Jusqu’à ce jour du 17 juin 1863 où il inscrira la dernière entrée à son registre :
« Joshua Candler – Blessé au bas ventre-
Forte douleur car Dieu est juste. Refuse analgésiques. Veux esprit clair pour prier pour mon âme, demander pardon pour ce qui ne peut être caché à mon Créateur. In articule Mortis. »
Dans l’Amérique des années 1970, un siècle plus tard, son arrière arrière petit fils, Léonard, prof déchu, lit et relit ces registres, espérant trouver là une justification, une raison de penser « (qu’)une lente (ne) se transforme (pas) toujours en poux ».
C’est bien de cela dont il est question tout au long de ces 280 pages : d’héritage, de destin, de ces vies que l’on choisit ou que l’on se laisse imposer, et peut être aussi de rédemption.
Travis, adolescent des années 70, en conflit avec son père, cultivateur de tabac, qui lui reproche de «commencer à penser qu’(il) est trop bien pour avoir de la terre sous les ongles », n’est pas du genre à se laisser imposer des choix, quitte à faire les mauvais.
Lorsqu’il tombe nez à nez avec une plantation de cannabis, caché au détour d’une rivière, au creux de la forêt, il décide : il coupe les plants et va les vendre à Léonard, trafiquant à la petite semaine d’herbe, d’alcool et de cachets en tout genre.

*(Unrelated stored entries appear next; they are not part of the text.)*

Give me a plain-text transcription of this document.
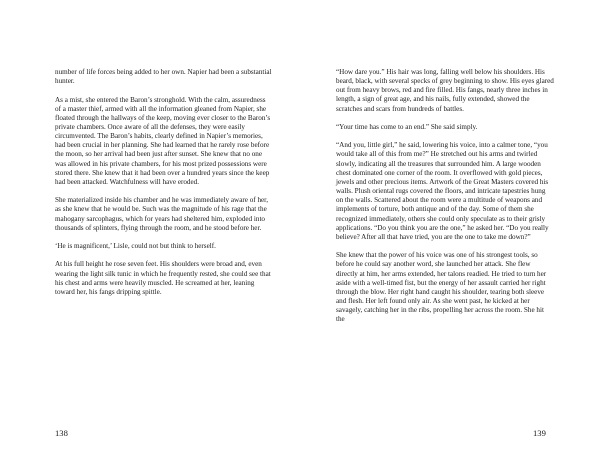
number of life forces being added to her own. Napier had been a substantial hunter.

As a mist, she entered the Baron’s stronghold. With the calm, assuredness of a master thief, armed with all the information gleaned from Napier, she floated through the hallways of the keep, moving ever closer to the Baron’s private chambers. Once aware of all the defenses, they were easily circumvented. The Baron’s habits, clearly defined in Napier’s memories, had been crucial in her planning. She had learned that he rarely rose before the moon, so her arrival had been just after sunset. She knew that no one was allowed in his private chambers, for his most prized possessions were stored there. She knew that it had been over a hundred years since the keep had been attacked. Watchfulness will have eroded.

She materialized inside his chamber and he was immediately aware of her, as she knew that he would be. Such was the magnitude of his rage that the mahogany sarcophagus, which for years had sheltered him, exploded into thousands of splinters, flying through the room, and he stood before her.

‘He is magnificent,’ Lisle, could not but think to herself.

At his full height he rose seven feet. His shoulders were broad and, even wearing the light silk tunic in which he frequently rested, she could see that his chest and arms were heavily muscled. He screamed at her, leaning toward her, his fangs dripping spittle.

“How dare you.” His hair was long, falling well below his shoulders. His beard, black, with several specks of grey beginning to show. His eyes glared out from heavy brows, red and fire filled. His fangs, nearly three inches in length, a sign of great age, and his nails, fully extended, showed the scratches and scars from hundreds of battles.

“Your time has come to an end.” She said simply.

“And you, little girl,” he said, lowering his voice, into a calmer tone, “you would take all of this from me?” He stretched out his arms and twirled slowly, indicating all the treasures that surrounded him. A large wooden chest dominated one corner of the room. It overflowed with gold pieces, jewels and other precious items. Artwork of the Great Masters covered his walls. Plush oriental rugs covered the floors, and intricate tapestries hung on the walls. Scattered about the room were a multitude of weapons and implements of torture, both antique and of the day. Some of them she recognized immediately, others she could only speculate as to their grisly applications. “Do you think you are the one,” he asked her. “Do you really believe? After all that have tried, you are the one to take me down?”

She knew that the power of his voice was one of his strongest tools, so before he could say another word, she launched her attack. She flew directly at him, her arms extended, her talons readied. He tried to turn her aside with a well-timed fist, but the energy of her assault carried her right through the blow. Her right hand caught his shoulder, tearing both sleeve and flesh. Her left found only air. As she went past, he kicked at her savagely, catching her in the ribs, propelling her across the room. She hit the

138	139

Le filon est trop tentant, et malgré les risques et les mises en garde, il choisit de revenir et de revenir encore, jusqu’à ce que « le sol cèd(e) un peu sous son pied droit. Il enten(d) un déclic, puis le bruit sourd du métal qui heurte l’os. La douleur s’enflamm(e) et remont(e) le long de sa jambe comme une mèche, consum(e) son corps tout entier. Le soleil s’enfonc(e) à l’oblique, le sol s’inclin(e) à son tour et vi(e)nt taper contre le côté de son visage. »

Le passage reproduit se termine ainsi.